How to Read a Trade Value Chart
A fantasy football trade value chart helps managers compare players across positions and formats. Each player receives an estimated redraft value and dynasty value. Higher values generally mean the player is more valuable in trade discussions. The chart is most useful when you need a quick baseline before building an offer or responding to another manager.
Each player name in the chart links to a dedicated trade value profile. Those pages give you a cleaner view of the player's redraft value, dynasty value, position context, comparable players, and practical trade advice before you enter the full package into the calculator.
To compare a one-for-one trade, find both players and compare the values that match your league. If one player is valued much higher, the lower-valued side may need another player or pick to balance the deal. If the values are close, roster need, scoring format, and positional scarcity become the deciding factors.
For package trades, add the values on each side. A player worth 90 may be close to two players worth 50 and 40, but that does not automatically make the package better. The side receiving the best player often gains lineup concentration and an open roster spot. The side receiving multiple players needs those players to become real starters or useful depth.
Values are estimates, not guarantees. A chart cannot know every injury update, league setting, or coaching change. It also cannot know your exact roster. The chart is designed to support trade research and calculator pages. It does not claim to be official rankings or guaranteed projections.
Positional scarcity affects value. A running back with secure touches can be harder to replace than a similar-value wide receiver in some leagues. Elite tight ends may be valuable because the drop to replacement options is steep. Quarterbacks are often less expensive in one-quarterback leagues but much more valuable in superflex and two-quarterback formats.
Redraft and dynasty values should be read separately. Redraft values focus on current-season usefulness. Dynasty values consider age, long-term role, future upside, and market value. A veteran can rank higher in redraft while a younger player ranks higher in dynasty. Make sure you use the column that matches your league format.

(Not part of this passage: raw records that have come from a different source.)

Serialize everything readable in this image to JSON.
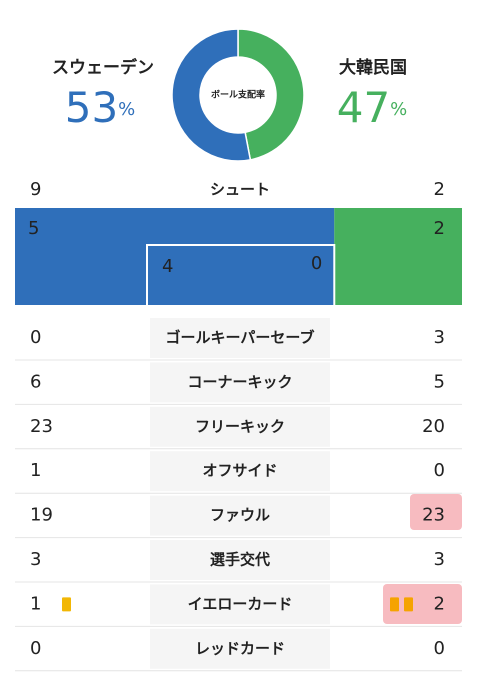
{
  "possession": {
    "label": "ボール支配率",
    "unit": "%",
    "home": {
      "name": "スウェーデン",
      "value": 53,
      "color": "#2f6fba"
    },
    "away": {
      "name": "大韓民国",
      "value": 47,
      "color": "#46b05e"
    }
  },
  "shots": {
    "label": "シュート",
    "home": 9,
    "away": 2,
    "inside": {
      "home": 5,
      "away": 2
    },
    "on_target": {
      "home": 4,
      "away": 0
    }
  },
  "stats": [
    {
      "label": "ゴールキーパーセーブ",
      "home": 0,
      "away": 3
    },
    {
      "label": "コーナーキック",
      "home": 6,
      "away": 5
    },
    {
      "label": "フリーキック",
      "home": 23,
      "away": 20
    },
    {
      "label": "オフサイド",
      "home": 1,
      "away": 0
    },
    {
      "label": "ファウル",
      "home": 19,
      "away": 23
    },
    {
      "label": "選手交代",
      "home": 3,
      "away": 3
    },
    {
      "label": "イエローカード",
      "home": 1,
      "away": 2
    },
    {
      "label": "レッドカード",
      "home": 0,
      "away": 0
    }
  ]
}
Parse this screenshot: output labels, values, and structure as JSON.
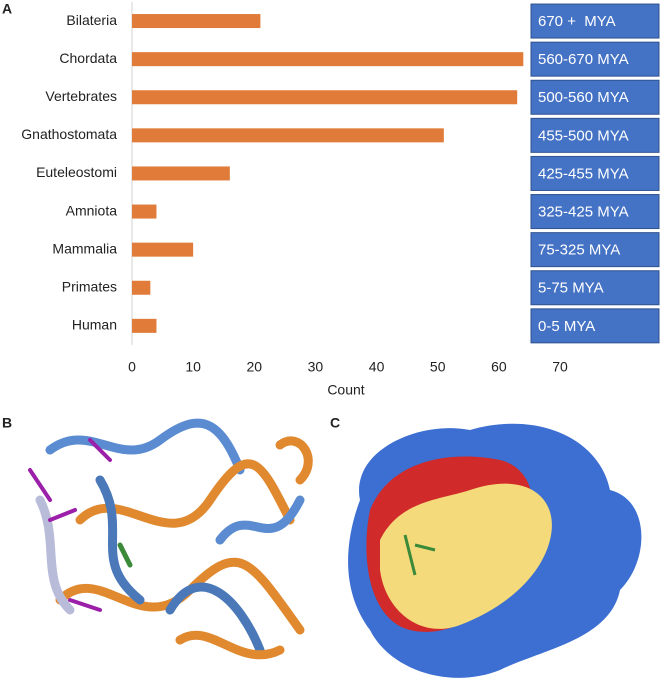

The chart works best alongside the fantasy trade analyzer, fantasy trade calculator, and dynasty trade calculator. Use this page to find values and tiers, then enter the exact deal into the calculator to review totals, fairness score, and recommendation text.
When values are close, think about starting lineup impact. A trade that improves your weekly starters may be worth accepting even if the values are nearly even. A trade that adds bench value but weakens a starter should be treated carefully. The chart helps you compare assets; your roster tells you whether the trade makes sense.